Standing out isn’t always easy, especially in a fashion industry that’s dominated by big names, cheap prices, and quick production lines. And when you do the opposite, many companies find it difficult to meet their margins. Just ask Ruth True, founder of Nube9, who has been a member of the slow-fashion movement from the start.
“I don’t really believe that things should fly over oceans [to get to their consumers], they don’t really need to,” says True. Since the beginning of Nube9 in 2013, the goal has been to be not only a sustainable business, but to also raise awareness for the environmental effects of material purchases.
So for True, a Seattle native, it was a no-brainer to make clothes in the city she calls home and use US sourced material. And True didn’t just want to print some letters on cheap cotton shirts saying something along the lines of “Recycle, Re-use.” She wanted to make her garments out of single-use water bottles—you know, the kind you find filling the recycling bins. And that’s actually where the idea came to her (along with the fact that she couldn't find any US made jerseys for her kids). She started to notice just how much plastic consumers were throwing away at her kid’s basketball tournaments and that's what prompted her to really try and do something that would make a difference.
It sounds like something out of sci-fi novel but it can be done here, in present times (remember Emma Watson’s Met Gala dress?). The plastic water bottles are ground up at a factory in North Carolina, then melted down into little, round pellets. These pellets are then smashed down to create the fibers, which in turn becomes the garments. Simple right? Okay, the process is more expensive and labor intensive, but it’s literally made from trash; you can’t get more sustainable than that.

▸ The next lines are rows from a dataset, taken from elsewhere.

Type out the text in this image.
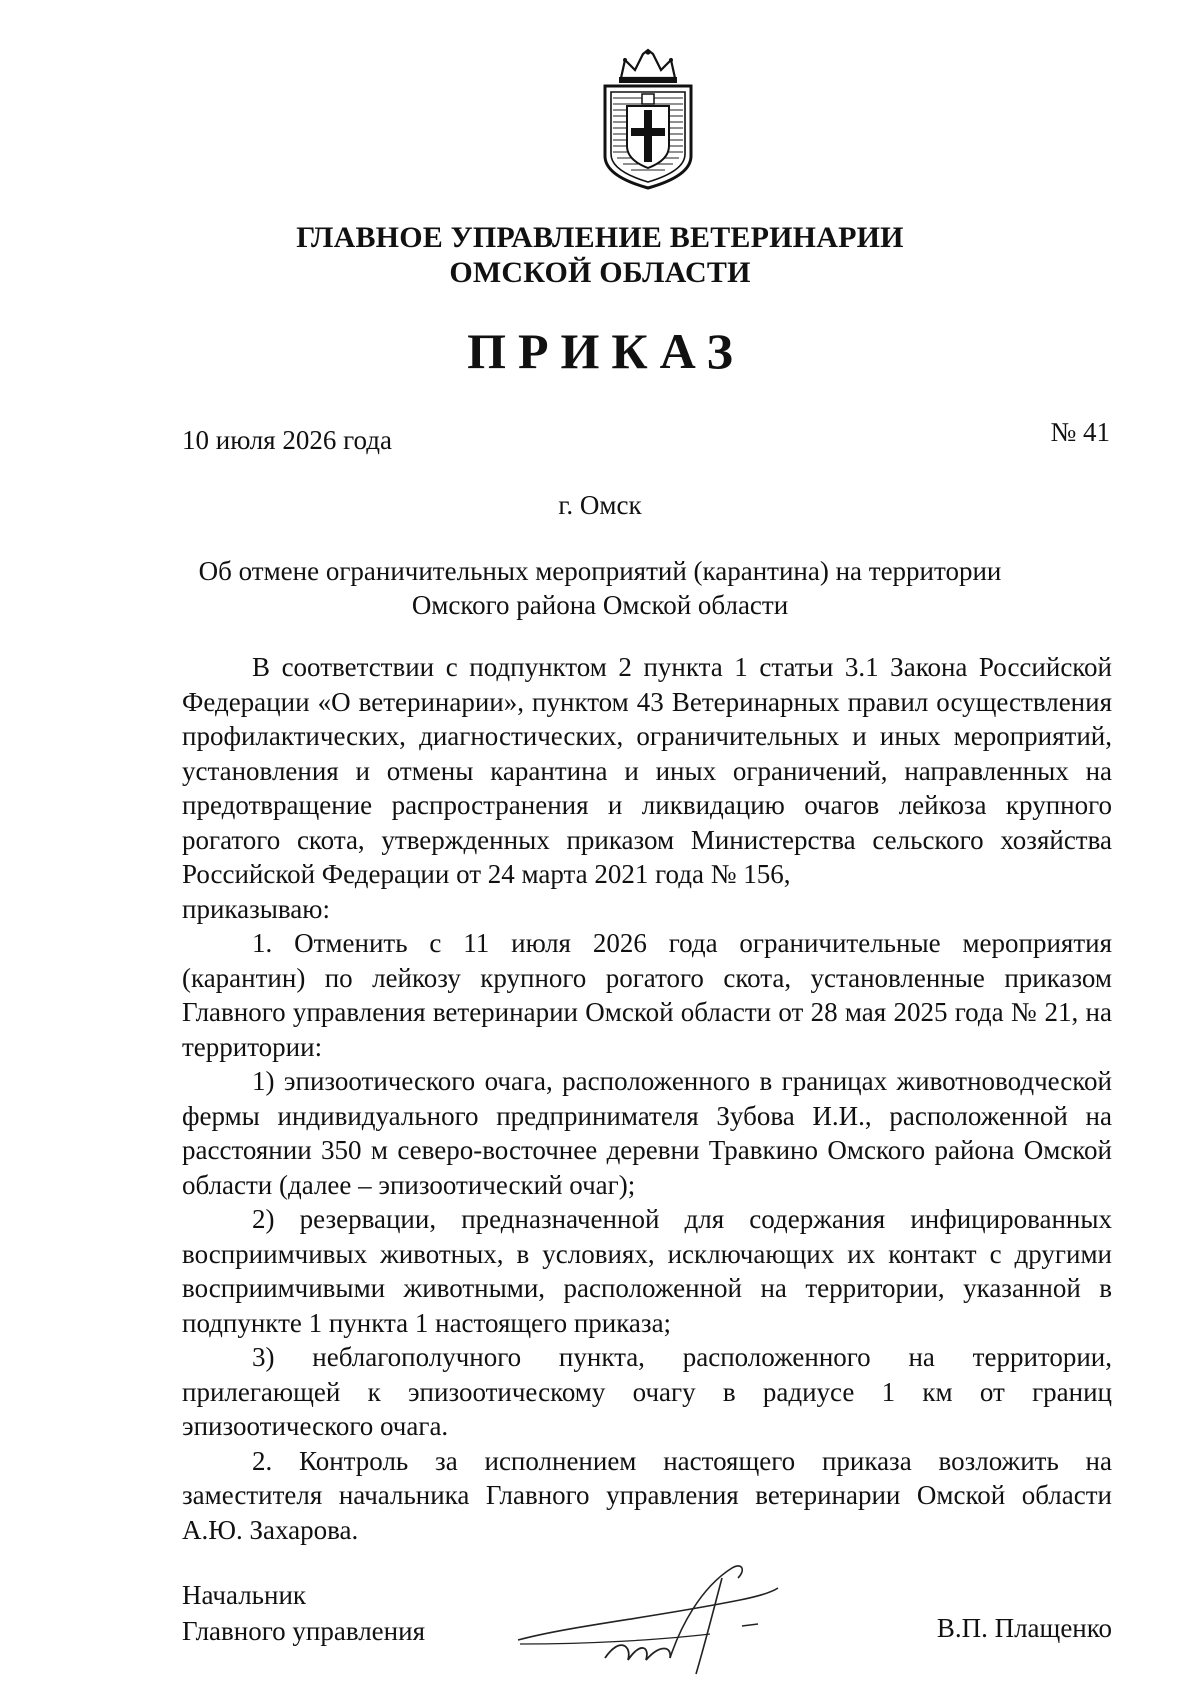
ГЛАВНОЕ УПРАВЛЕНИЕ ВЕТЕРИНАРИИ
ОМСКОЙ ОБЛАСТИ
ПРИКАЗ
10 июля 2026 года	№ 41
г. Омск
Об отмене ограничительных мероприятий (карантина) на территории
Омского района Омской области

В соответствии с подпунктом 2 пункта 1 статьи 3.1 Закона Российской Федерации «О ветеринарии», пунктом 43 Ветеринарных правил осуществления профилактических, диагностических, ограничительных и иных мероприятий, установления и отмены карантина и иных ограничений, направленных на предотвращение распространения и ликвидацию очагов лейкоза крупного рогатого скота, утвержденных приказом Министерства сельского хозяйства Российской Федерации от 24 марта 2021 года № 156,

приказываю:

1. Отменить с 11 июля 2026 года ограничительные мероприятия (карантин) по лейкозу крупного рогатого скота, установленные приказом Главного управления ветеринарии Омской области от 28 мая 2025 года № 21, на территории:

1) эпизоотического очага, расположенного в границах животноводческой фермы индивидуального предпринимателя Зубова И.И., расположенной на расстоянии 350 м северо-восточнее деревни Травкино Омского района Омской области (далее – эпизоотический очаг);

2) резервации, предназначенной для содержания инфицированных восприимчивых животных, в условиях, исключающих их контакт с другими восприимчивыми животными, расположенной на территории, указанной в подпункте 1 пункта 1 настоящего приказа;

3) неблагополучного пункта, расположенного на территории, прилегающей к эпизоотическому очагу в радиусе 1 км от границ эпизоотического очага.

2. Контроль за исполнением настоящего приказа возложить на заместителя начальника Главного управления ветеринарии Омской области А.Ю. Захарова.

Начальник
Главного управления	В.П. Плащенко
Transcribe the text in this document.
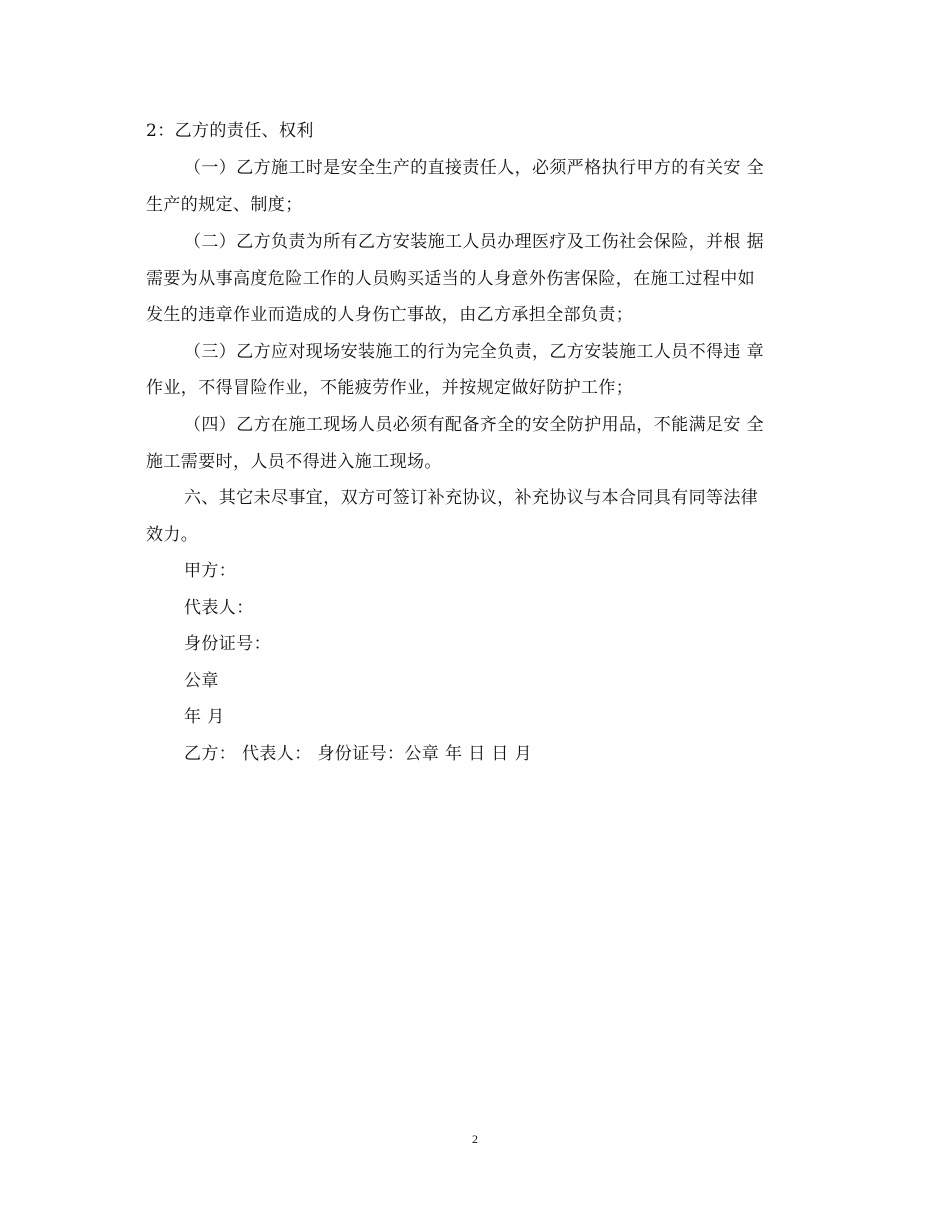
2：乙方的责任、权利
（一）乙方施工时是安全生产的直接责任人，必须严格执行甲方的有关安 全
生产的规定、制度；
（二）乙方负责为所有乙方安装施工人员办理医疗及工伤社会保险，并根 据
需要为从事高度危险工作的人员购买适当的人身意外伤害保险，在施工过程中如
发生的违章作业而造成的人身伤亡事故，由乙方承担全部负责；
（三）乙方应对现场安装施工的行为完全负责，乙方安装施工人员不得违 章
作业，不得冒险作业，不能疲劳作业，并按规定做好防护工作；
（四）乙方在施工现场人员必须有配备齐全的安全防护用品，不能满足安 全
施工需要时，人员不得进入施工现场。
六、其它未尽事宜，双方可签订补充协议，补充协议与本合同具有同等法律
效力。
甲方：
代表人：
身份证号：
公章
年 月
乙方： 代表人： 身份证号：公章 年 日 日 月
2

Even with True's great ambition to make a change, this wasn’t something she could do all by herself without any traditional education in fashion. With the help of cofounders Jonna Bell, Dominic Muren, Molly Van Nostrand, designer-developer Clinton Hughes, and the rest of the staff, her idea was really able to take off.
But being the first to do something always has its own hardships, or as Julie Liveris, CEO, puts it, “The problem with being a pioneer, is that you’re being a pioneer. A lot of what you do ends up leading the way for other people to come along and do it as well.” It’s uncharted territory, it’s risky, and the timing may be off. Even if it’s a good idea, it doesn’t mean the world is ready to embrace it. “But if somebody can do it bigger, better, and faster in your wake, you got to start that,” says Liveris. “A lot of the glory is that you created that path for somebody else.”
Given that their business is built on the foundation of sustainability, the crew at Nube9 hopes that one day, they will struggle to find material to make their garments and have to search for a new sustainable fabric. Or as Bell puts it, “The day we can’t find enough post-consumer plastic to make a shirt is the day that everyone has become way more mindful."